I have a multi-node task residing on a cluster, and the nodes often failed to do operations like reduce (they hanged there forever). I checked with the network team experts and they told me that it’s because nccl/gloo is using port 0 to be bound with some extra sockets (in addition to the specified MASTER_PORT ), and there is an allowed port range on that cluster so when that port 0 (arbitrary port) falls out of the range, the connection stuck.
Now, to fix this within the pytorch framework: are there any ways to specify this “under-the-hood” port (in addition to the MASTER_PORT ) so that I can make sure that all the port connections are within the allowed range on the cluster?
I did use MASTER_PORT/MASTER_ADD to control the communication port. What I heard from the network team experts is that there are other communication channels going on by the distributed backend that use port 0 (meaning: arbitrary port) which got blocked randomly. My question is how to control that part?
Hi there, MASTER_PORT is for PyTorch only, it does not apply to NCCL.
To force NCCL to use a specific port on the master rank, you can use NCCL’s environment variable: NCCL_COMM_ID=<ip>:<port>
For example, NCCL_COMM_ID=192.168.0.1:23456
I should note that fixing port via NCCL_COMM_ID has its own side effect:
if you use the same port for two consecutive jobs, it could sometimes happen that the OS hasn’t released the port after the first job exits and when the second job starts, hence the second job may complain “Port already in use.”
Thank you for the super helpful info! I have a few questions: in the env setting NCCL_COMM_ID=<ip>:<port>
is the <ip> still the IP of the master (rank 0) machine? (It looks so based on the context, asking to confirm.)
does the <port> need to be
a. the same as the pytorch MASTER_PORT ?
b. an arbitrary one but different from the MASTER_PORT ? Or
c. a completely arbitrary one? (modulo some port range constraints required by the network setup which is why this post/question was brought up in the first place)
I assume the <ip>:<port> still needs to be consistent across all nodes. Is that correct? (Still a fixed choice from the master node.)
Hi Ke, I’m still running into issues. I tested it with two nodes (dedicated machines that do not have that port restriction), and I kept seeing something like the following:
... in all_reduce
work = default_pg.allreduce([tensor], opts)
RuntimeError: NCCL error in: <some hpp file> unhandled system error, NCCL version 2.10.3
ncclSystemError: System call (e.g. socket, malloc) or external library call failed or device error. It can be also caused by unexpected exit of a remote perr, you can check NCCL warnings for failure reason and see if there is connection closure by a peer.

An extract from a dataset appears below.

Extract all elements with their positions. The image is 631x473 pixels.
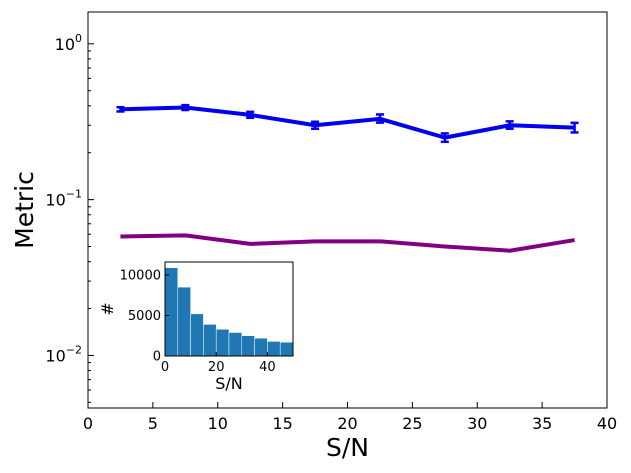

I think the port should be OK. I tried to use the same port in --master_port and it worked fine. Only when I use it in NCCL_COMM_ID (and change --master_port to a different working one) will it stop communicating.
I think I get a bit grasp of what’s going on here. I took a deeper look at the NCCL_INFO logs, and found the following:
Suppose I have two nodes (I used variable name to denote all IP/port numbers for convenience): rank0 (master), with ip0 rank1, with ip1
Now, I start the process in both nodes with –master_port=mpt (e.g. mpt=31112), and NCCL_COMM_ID=ip0:npt (where npt is a different port number than mpt, say npt=32111). After the process started, I saw something as follows in the console:
rank0 info log:
NCCL INFO Bootstrap : Using eth0:ip0<0>
(note that it’s a port 0 in the <> enclosed area)
rank1 info log:
misc/socket.cc:191 NCCL WARN Net : No interface found in the same subnet as remote address ip0:<npt>
(note that the port is the selected NCCL port npt, not 0).
So somehow, on the rank0 node, although I have specified to use the NCCL port npt, the process seems still using port 0 in the NCCL communication. I think this observation is related to the issue. What do you folks think?
I also find something else interesting: if I just set NCCL_COMM_ID=<host's own ip>:<some port>. The process will work ok (communication works), and the info log just says
NCCL NET/Socket : Using eth0:<host's own ip><0>
NCCL INFO Bootstrap : Using eth0:<host's own ip><0>
Same as the case where I don’t specify the NCCL_COMM_ID env var. Overall I didn’t see the NCCL_COMM_ID’s port number appearing anywhere in the info log (using NCCL_DEBUG=INFO), except that when the node1 fails, complaining that it cannot find some interface subnet thing at rank0_ip<nccl_port>
I believe they are in the same subnet. The IPv4 address of the two test nodes only differ in the last 8bit, i.e. the two IPs are a1.a2.a3.b1 and a1.a2.a3.b2 respectively. This indicates that they are in the same subnet.